このRedmineというシステムを使って、果たしてどれくらいのことができるのか。紅子自身にもピンときていない。だけど、今までにない画期的な経験を、このシステムは与えてくれそうだ。そんな気がする。
「なんだか、すごいものがあたしの中に入ってるのね……」
レヴィは胸元を手で押さえながら呟く。
「だけど、どうやって使っていいのか、全然わかんないんだけど……」
「それは、私が面倒見るわよ」
ジェミィ、それからレヴィ。紅子は二人に微笑みかけると、レヴィにそっと手を差し出す。
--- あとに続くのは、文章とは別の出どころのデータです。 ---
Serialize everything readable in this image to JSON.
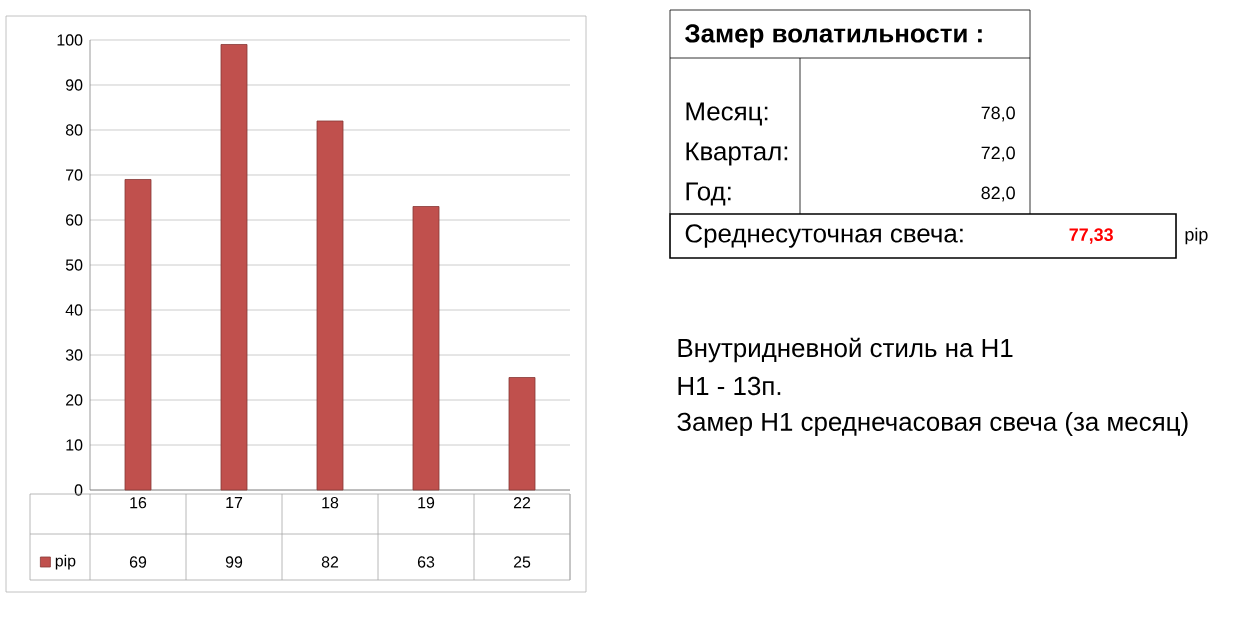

「とりあえずさ。食事と着替えと寝るところ。これだけ用意してくれたら、あなたの中のシステム、私が責任持って請け負うわ。どう?」
見知らぬ世界で出会った縁、というのもある。
レヴィの母親が残したメッセージに共感した、というのもある。
しかし、何より紅子を最も動かしたのが、エンジニアとしての好奇心だ。
異世界のRedmine、使いこなしてやろうじゃないの。|システムエンジニア《SE》としても、|プロジェクトマネージャー《PM》としても、一歩も二歩も成長してやろうじゃないの。
その固い決意に応えるように、紅子の手はやさしく握り返された。
というわけで。
藤倉紅子、異世界でRedmine始めました。